Always get enough sleep. Oh, I wish I could do that. Naps. Naps are a big part of it. Setting realistic deadlines that leave room for unexpected demands on my time. Set boundaries and stick to them. Yeah, the boundaries aren't going to do very much good if you don't actually enforce them. Take on only what you can handle based on other responsibilities. Schedule regular breaks and professional development opportunities, like conferences and webinars. I think that one's really important because that brings you back into space with community, which in my experience helps to refill the well. I see your question, Karen. I'll answer it after this.

Scope projects and say no to scope creep. I'm not paid enough to check my email outside of work. Me neither. Me neither. I really like the idea of listing what you will and won't do, establishing boundaries in advance. I think that's also helpful because you have them in writing, particularly if you put them in your MOU. You're like, "I'm going to do these set of services and anything else of that is outside." It's like as I have capacity or is already a no.

Karen asked me to talk about what are some of the things that you can say no to and what do you prioritize. One of the things that I think about is publishing things in other platforms outside of the platform that I'm using in the program. At Ohio State, we have Pressbooks and that's what we use for our publishing. If someone came to me and was like, "I want to publish in Jupyter Notebooks," I'd be like, "That's great, but I really can't help you with that." A, I'm not an expert in Jupyter Notebooks. I know enough coding to be very dangerous inside of a Jupyter Notebook, which uses R. But I can help them find somebody who could help them do that.

The other thing that I say no to in my position is people who are reaching out for things that aren't a part of the scope of my work. That could be research opportunities. Maybe I don't have time on my plate for that. It could be speaking engagements, it could be conference presentations. Those are really easy for me to put in a category and say no to because they're literally not in the scope of work that I have. I do say yes when the interest to me and I have capacity to do them. Also, I think there are lots of weird projects that creep up once you have a publishing program. One of the things that is a part of the program that we had here at Ohio State was facilitating lending libraries for students. That is something I would solidly say no too. If I was the project manager for that, I would be like, "No, that's a lot of work. I don't think you understand the scope of that work."

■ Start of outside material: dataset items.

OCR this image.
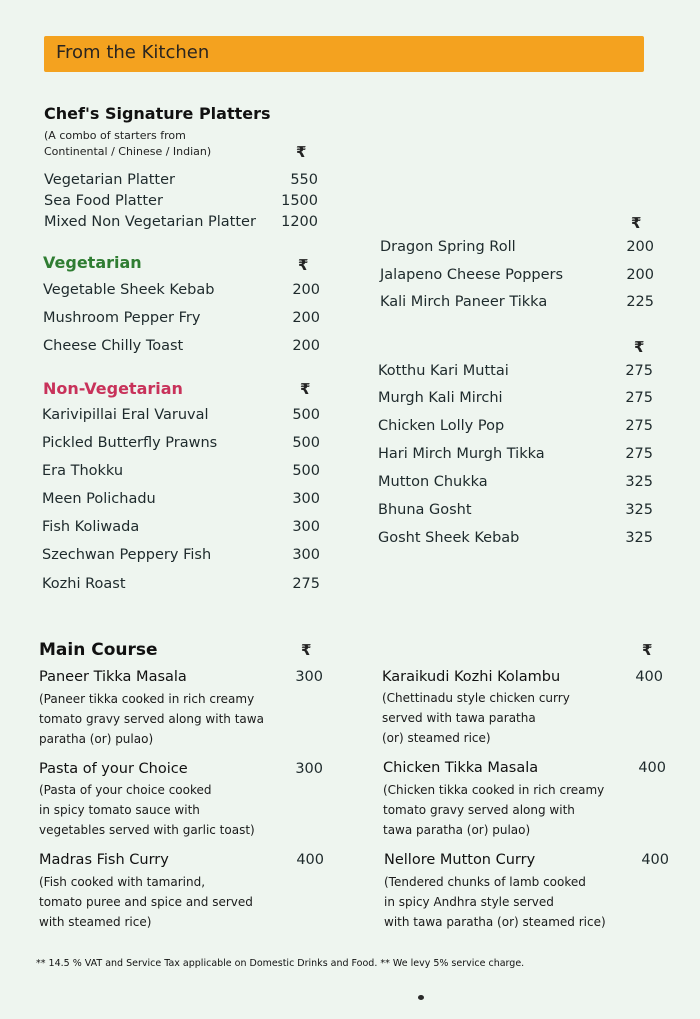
From the Kitchen
Chef's Signature Platters
(A combo of starters from
Continental / Chinese / Indian)	₹
Vegetarian Platter	550
Sea Food Platter	1500
Mixed Non Vegetarian Platter	1200
Vegetarian	₹
Vegetable Sheek Kebab	200
Mushroom Pepper Fry	200
Cheese Chilly Toast	200
₹
Dragon Spring Roll	200
Jalapeno Cheese Poppers	200
Kali Mirch Paneer Tikka	225
Non-Vegetarian	₹
Karivipillai Eral Varuval	500
Pickled Butterfly Prawns	500
Era Thokku	500
Meen Polichadu	300
Fish Koliwada	300
Szechwan Peppery Fish	300
Kozhi Roast	275
₹
Kotthu Kari Muttai	275
Murgh Kali Mirchi	275
Chicken Lolly Pop	275
Hari Mirch Murgh Tikka	275
Mutton Chukka	325
Bhuna Gosht	325
Gosht Sheek Kebab	325
Main Course	₹	₹
Paneer Tikka Masala	300
(Paneer tikka cooked in rich creamy
tomato gravy served along with tawa
paratha (or) pulao)
Pasta of your Choice	300
(Pasta of your choice cooked
in spicy tomato sauce with
vegetables served with garlic toast)
Madras Fish Curry	400
(Fish cooked with tamarind,
tomato puree and spice and served
with steamed rice)
Karaikudi Kozhi Kolambu	400
(Chettinadu style chicken curry
served with tawa paratha
(or) steamed rice)
Chicken Tikka Masala	400
(Chicken tikka cooked in rich creamy
tomato gravy served along with
tawa paratha (or) pulao)
Nellore Mutton Curry	400
(Tendered chunks of lamb cooked
in spicy Andhra style served
with tawa paratha (or) steamed rice)
** 14.5 % VAT and Service Tax applicable on Domestic Drinks and Food. ** We levy 5% service charge.
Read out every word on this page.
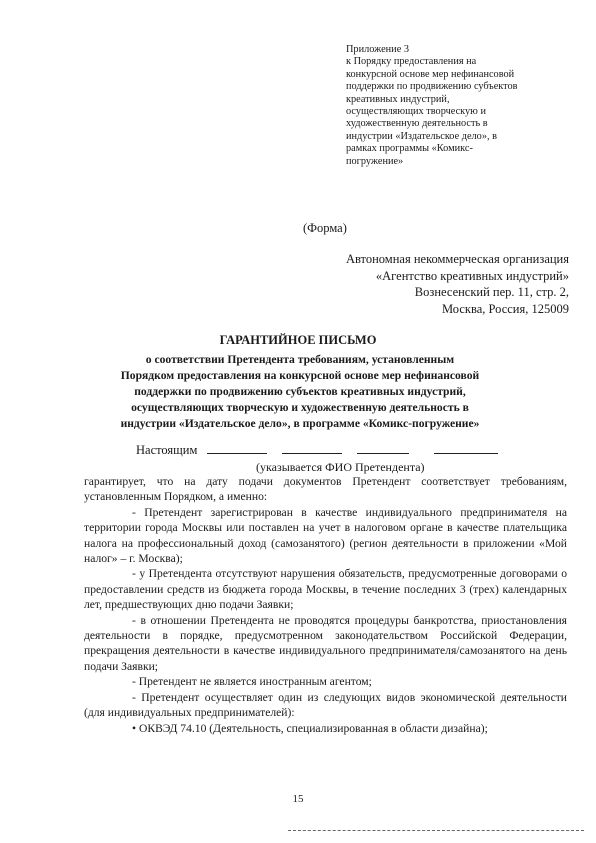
Приложение 3
к Порядку предоставления на
конкурсной основе мер нефинансовой
поддержки по продвижению субъектов
креативных индустрий,
осуществляющих творческую и
художественную деятельность в
индустрии «Издательское дело», в
рамках программы «Комикс-
погружение»
(Форма)
Автономная некоммерческая организация
«Агентство креативных индустрий»
Вознесенский пер. 11, стр. 2,
Москва, Россия, 125009
ГАРАНТИЙНОЕ ПИСЬМО
о соответствии Претендента требованиям, установленным
Порядком предоставления на конкурсной основе мер нефинансовой
поддержки по продвижению субъектов креативных индустрий,
осуществляющих творческую и художественную деятельность в
индустрии «Издательское дело», в программе «Комикс-погружение»
Настоящим
(указывается ФИО Претендента)

гарантирует, что на дату подачи документов Претендент соответствует требованиям, установленным Порядком, а именно:

- Претендент зарегистрирован в качестве индивидуального предпринимателя на территории города Москвы или поставлен на учет в налоговом органе в качестве плательщика налога на профессиональный доход (самозанятого) (регион деятельности в приложении «Мой налог» – г. Москва);

- у Претендента отсутствуют нарушения обязательств, предусмотренные договорами о предоставлении средств из бюджета города Москвы, в течение последних 3 (трех) календарных лет, предшествующих дню подачи Заявки;

- в отношении Претендента не проводятся процедуры банкротства, приостановления деятельности в порядке, предусмотренном законодательством Российской Федерации, прекращения деятельности в качестве индивидуального предпринимателя/самозанятого на день подачи Заявки;

- Претендент не является иностранным агентом;

- Претендент осуществляет один из следующих видов экономической деятельности (для индивидуальных предпринимателей):

• ОКВЭД 74.10 (Деятельность, специализированная в области дизайна);

15
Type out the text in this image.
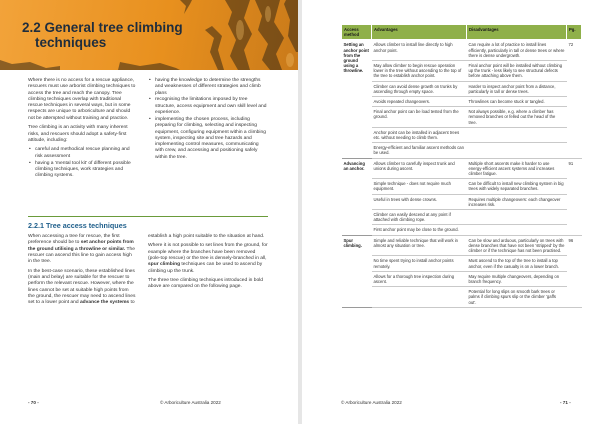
2.2 General tree climbing
techniques

Where there is no access for a rescue appliance, rescuers must use arborist climbing techniques to access the tree and reach the canopy. Tree climbing techniques overlap with traditional rescue techniques in several ways, but in some respects are unique to arboriculture and should not be attempted without training and practice.

Tree climbing is an activity with many inherent risks, and rescuers should adopt a safety-first attitude, including:

• careful and methodical rescue planning and risk assessment
• having a ‘mental tool kit’ of different possible climbing techniques, work strategies and climbing systems.
• having the knowledge to determine the strengths and weaknesses of different strategies and climb plans
• recognising the limitations imposed by tree structure, access equipment and own skill level and experience.
• implementing the chosen process, including preparing for climbing, selecting and inspecting equipment, configuring equipment within a climbing system, inspecting site and tree hazards and implementing control measures, communicating with crew, and accessing and positioning safely within the tree.
2.2.1 Tree access techniques

When accessing a tree for rescue, the first preference should be to set anchor points from the ground utilising a throwline or similar. The rescuer can ascend this line to gain access high in the tree.

In the best-case scenario, these established lines (main and belay) are suitable for the rescuer to perform the relevant rescue. However, where the lines cannot be set at suitable high points from the ground, the rescuer may need to ascend lines set to a lower point and advance the systems to

establish a high point suitable to the situation at hand.

Where it is not possible to set lines from the ground, for example where the branches have been removed (pole-top rescue) or the tree is densely-branched in all, spur climbing techniques can be used to ascend by climbing up the trunk.

The three tree climbing techniques introduced in bold above are compared on the following page.

- 70 -	© Arboriculture Australia 2022
Access method	Advantages	Disadvantages	Pg.
Setting an anchor point from the ground using a throwline.	Allows climber to install line directly to high anchor point.	Can require a lot of practice to install lines efficiently, particularly in tall or dense trees or where there is dense undergrowth.	72
	May allow climber to begin rescue operation lower in the tree without ascending to the top of the tree to establish anchor point.	Final anchor point will be installed without climbing up the trunk - less likely to see structural defects before attaching above them.	
	Climber can avoid dense growth on trunks by ascending through empty space.	Harder to inspect anchor point from a distance, particularly in tall or dense trees.	
	Avoids repeated changeovers.	Throwlines can become stuck or tangled.	
	Final anchor point can be load tested from the ground.	Not always possible, e.g. where a climber has removed branches or felled out the head of the tree.	
	Anchor point can be installed in adjacent trees etc. without needing to climb them.		
	Energy-efficient and familiar ascent methods can be used.		
Advancing an anchor.	Allows climber to carefully inspect trunk and unions during ascent.	Multiple short ascents make it harder to use energy-efficient ascent systems and increases climber fatigue.	91
	Simple technique - does not require much equipment.	Can be difficult to install new climbing system in big trees with widely separated branches.	
	Useful in trees with dense crowns.	Requires multiple changeovers: each changeover increases risk.	
	Climber can easily descend at any point if attached with climbing rope.		
	First anchor point may be close to the ground.		
Spur climbing.	Simple and reliable technique that will work in almost any situation or tree.	Can be slow and arduous, particularly on trees with dense branches that have not been ‘stripped’ by the climber or if the technique has not been practised.	96
	No time spent trying to install anchor points remotely.	Must ascend to the top of the tree to install a top anchor, even if the casualty is on a lower branch.	
	Allows for a thorough tree inspection during ascent.	May require multiple changeovers, depending on branch frequency.	
		Potential for long slips on smooth bark trees or palms if climbing spurs slip or the climber ‘gaffs out’.	
© Arboriculture Australia 2022	- 71 -
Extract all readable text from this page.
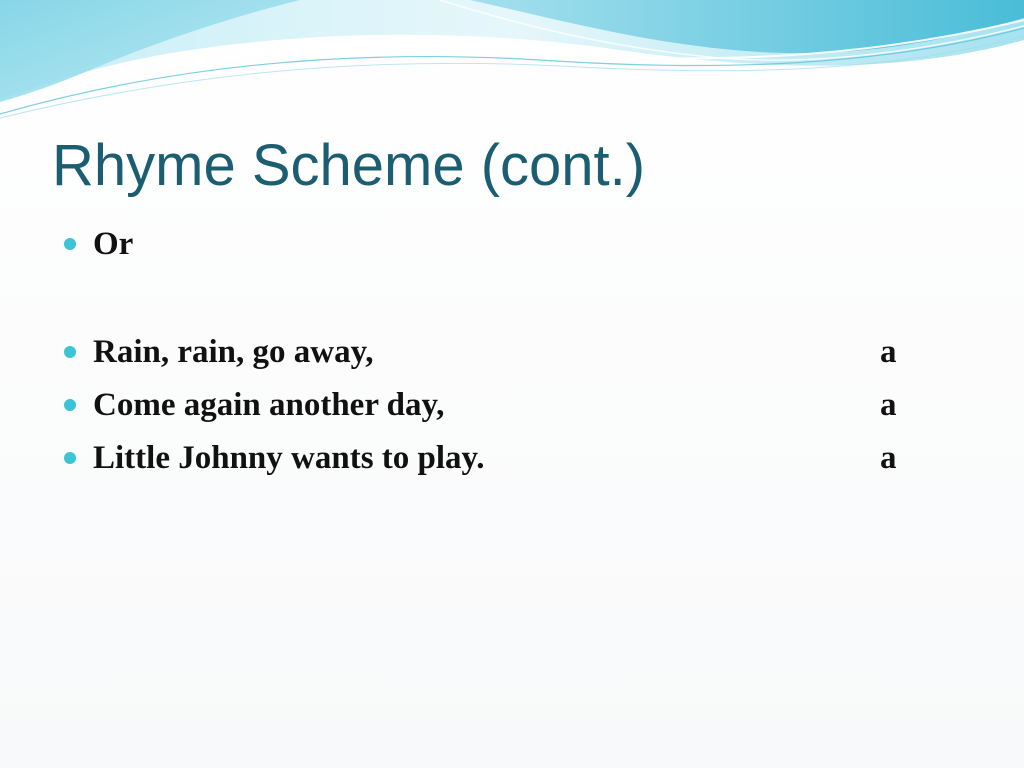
Rhyme Scheme (cont.)
Or
Rain, rain, go away,	a
Come again another day,	a
Little Johnny wants to play.	a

Also, if you have an author come and say, "I'm going to publish three textbooks this summer." The answer to that is no. No, they're not. They have no idea the scope. I mean, maybe if they already had them written, you could help them put them into a publishing platform and do that, but that would generally be a pretty solid, "No, let me talk you into we'll do one at a time," situation. I think you'll figure out your boundaries as you sort of start doing this work. But if there are things you just, like copy editing, I don't think anybody who doesn't have the time and capacity should be copy editing the books in their publishing program, unless that's a service that you want to offer. Also, that's another great reason for developing that list of services that you provide. I'm happy to do developmental editing, so making sure that the textbook sounds like it's in one homogenized voice rather than multiple authors, unless it's case studies. That's something I really enjoy doing, and often we'll build in time for that, but I would solidly turn down a copy editing ask.

Let's wrap this up with talking a little bit about some considerations. These are questions that are food for thought for y'all. Are there differences between your capacity and your organization's capacity? What I mean by that is does your organization say we want a robust publishing program that's going to turn out X many things and you don't have the capacity to do that, without them providing you more hands to do the work. One of the things that I've been thinking about a lot is if my library dean comes to me and asks me to start a grant program, now that our existing program has sunset, what are my priorities for that?

One of the things that is a no-go for me is I'm not going to run a grant program that's focused on creating things without production specialists. I'm sort of in a position to be able to ask for that. But that's a difference between my organization wants a thing done and I'm not going to say yes to doing that unless they provide me with the tools to be successful in that.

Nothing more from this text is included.